Fast-track approval reforms take center stage in House hearing, but way forward remains unclear – Endpoints News

On Thursday, the House Energy & Commerce committee’s health subcommittee reviewed nearly two dozen different FDA and pharmacy-related bills that could be added to a larger bill or even user fee bills. biopharmaceuticals, which must be re-approved before the end of September.

The massive batch of bills passing through the House include two critical bills that seek to reform the FDA’s fast-track approval process in different ways.

On the one hand, E&C Chairman Frank Pallone (D-NJ), who, much to the chagrin of the industry, is calling for expiration dates (5 years max) for expedited approvals given that companies often drag their feet on confirmatory trials. His bill faces opposition from Republican Cathy McMorris Rodgers of Washington, who has sought to clarify that the current fast-track track is working well, but that the track needs to be modernized for some new drugs, such as those for ALS, which do not have a clear substitution parameter.

McMorris Rodgers’ bill would ensure that the evidence used to support that a parameter is reasonably likely to predict clinical benefit under expedited approval “may include epidemiological, pathophysiological, therapeutic, pharmacological or other evidence developed using biomarkers, for example, or other scientific methods or tools.

Pallone, meanwhile, gave the example of Biogen’s controversial new Alzheimer’s drug, Aduhelm, which won fast-track approval last June.

“Here we are nine months later, and the sponsor has not screened a single patient for its required confirmatory trial,” Pallone said. “Other drugs have been on the market for eight or nine years without proving any clinical benefit.”

He also noted how CDER Director Patrizia Cavazzoni testified last month about how “the process of removing these drugs from the market is cumbersome and can take months or even years.”

Ranking member Representative Brett Guthrie (R-KY), however, took the opposite view of the Aduhelm debate, saying CMS’s decision to limit coverage to only clinical trials could have a chilling effect on other investments in Aduhelm. Alzheimer’s disease.

Supporting the accelerated approval status quo, Jeff Allen, CEO of Friends with Cancer Research, noted that accelerated approvals converting to full approval took a median time of 3.1 years. He also said that if fast-track drugs are restricted inappropriately, there could be delays in access, but the hallmark of the fast-track is to balance those uncertainties.

“I believe the legislation proposed today to strengthen post-marketing surveillance will help expand the development of surrogate endpoints,” he noted.

Reshma Ramachandran, a physician associate at Yale’s National Clinician Scholars Program, testified that drug companies often market drugs through the fast track for long periods before confirmatory trial results. And sometimes that marketing continues even after confirmatory trials have failed.

She noted that Pallone’s bill provides flexibility for the FDA as to when an appropriate confirmatory trial completion date can be set, and it allows for negotiations between the sponsor and the FDA. This would mean that drugs will not automatically be withdrawn if such a drug is still in confirmatory trial.
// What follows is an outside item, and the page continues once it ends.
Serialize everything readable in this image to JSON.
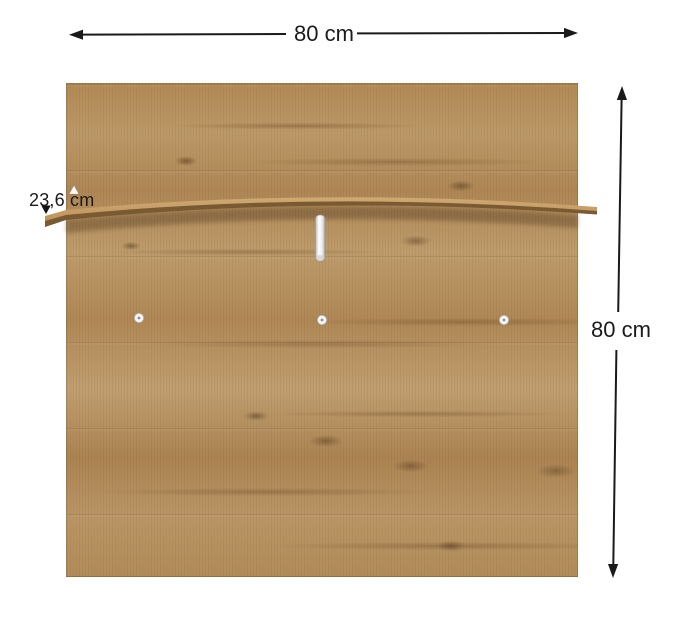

In addition to expedited approvals, the bills discussed at the hearing also include additional funding and structure for ARPA-H, a new NIH-hosted agency (with $1 billion in seed funding) that will will close the gap between basic research at NIH and product development in the private sector, according to health subcommittee chair Anna Eshoo (D-CA). Eshoo also praised the years of work in the latest iteration of the 21st Century Cures Act.

Rep. Fred Upton (R-MI), who co-sponsored the two Cures bills with Rep. Diana DeGette (D-CO), noted Thursday that Covid “taught us a valuable lesson that the FDA can work quickly and that RWE will improve its decision-making.

Three other bills being discussed would seek to improve the diversity of clinical trials, while others will help the development of generics and biosimilars, including one that will allow certain generics to be approved with a “temporarily different” label from its product. reference.